The key question following the vote is whether the alliance between the HDP and the main opposition Republican People’s Party and its Table of Six partners can endure.
Supporters of the pro-Kurdish Peoples' Democratic Party.

Turkish President Recep Tayyip Erdogan’s electoral victory is roiling the country’s Kurdish movement, with its most popular leader declaring from jail that he is withdrawing from active politics. The announcement Wednesday by Selahattin Demirtas, former co-chair of the Peoples’ Democratic Party (HDP), presages debate on a future course to be charted ahead of critical local elections that are to be held in March 2024. Kurdish voters are poised to play a key role as they did in 2019 when they helped the opposition wrest key cities, notably Ankara and Istanbul, from Erdogan’s ruling Justice and Development Party (AKP).

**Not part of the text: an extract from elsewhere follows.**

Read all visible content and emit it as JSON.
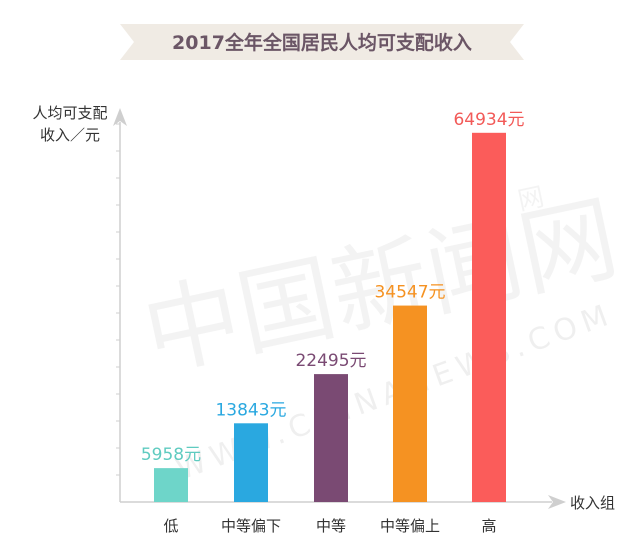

The key question is whether the alliance between the HDP and the main opposition Republican People’s Party (CHP) and its Table of Six partners can endure. Or will the Kurds decide to back Erdogan? The outcome will have effects on Kurds beyond Turkey’s borders in Syria and Iraq.

Either way, despite the dire predictions about the future of Turkey’s democracy, electoral politics continue to matter and the Kurds remain in the game, but only if Erdogan chooses to play.